With help from others, a distraught
person is pulled in from a lanai


Star-Bulletin staff

A distraught woman recently was prevented from jumping from a third-floor lanai at Tripler Army Medical Center by two non-medical staff members with help from others.

Sgt. 1st Class Elva Sanborn, Tripler retention counselor, noticed the woman during the 5 p.m. Catholic Mass at Tripler Chapel March 16, according to an account by Staff Sgt. Michelle J. Rowan, Tripler spokesperson.

Sanborn said the woman sat next to her 3-year-old daughter during Mass and she was crying and upset. "I reached over and gave her a hug and then I told her I'd talk to her more after Mass."

After the service, Sanborn said she suggested the woman talk to a chaplain because she seemed pretty distressed. The woman talked to a chaplain about 15 minutes, then said she felt okay and was going back to the chapel to pray.

Feeling the woman shouldn't be left alone, Sanborn decided to wait for her and offered to take her home.

As soon as the woman entered the chapel, she ran to a side door leading to an outside lanai. Sanborn chased after her. "By the time I made it outside, she had already climbed over the side of the wall," Sanborn said.

The 5-foot-2-inch counselor threw her arms around the woman's waist to keep her from falling and began yelling for help as she desperately tried to hold on to the woman.

She said she was thinking, "I just can't let her go."

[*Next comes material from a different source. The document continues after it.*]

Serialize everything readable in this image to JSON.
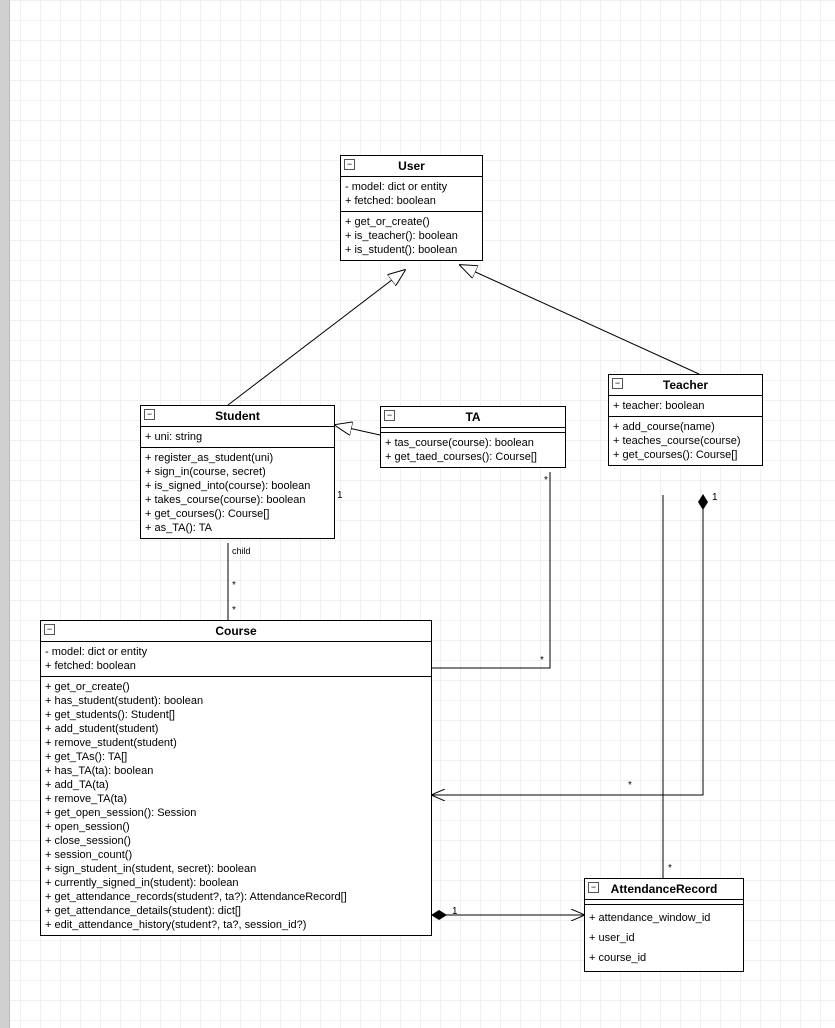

Spc. Jonathon Clark, a chaplain's assistant with the Department of Ministry and Pastoral Care, heard the screams in his office and ran to the lanai.

The two were able to lift the woman back up to safety but she continued to struggle. "We tussled a little," Clark said. "She was pretty strong."

Also running to the scene were Kevin Carter and Rene Bacalso of Jacobsen Laboring Service. They were working on handicap stalls in the parking lot when they heard the screams, looked up and saw the woman outside the balcony.

The two men and an onlooker began running to the third floor to help. Carter called security on his cell phone.

The struggling woman had to be restrained by all five rescuers until security personnel arrived to take her to the Emergency Room.

Sanborn asked her husband to pick up her daughter and went to ER to stay by the woman's side until about 10 p.m. when she was admitted and sent to a ward.

"When it was happening, I really didn't take the time to let what happened sink in," she said later. "I was just concentrating on helping her. I am so glad that Spc. Clark was there because I don't know how much longer I could have held on. I was losing the battle."

Clark said he thought the next day, "What if I had been in the kitchen cleaning the coffee pots or pitchers instead of being in the office? I wouldn't have heard the screams and the woman could have died."

Sanborn doesn't usually worship at the chapel, he noted. "That's the miracle part of it. She could have been anywhere else. There was a reason she was there, and that was to save this lady's life."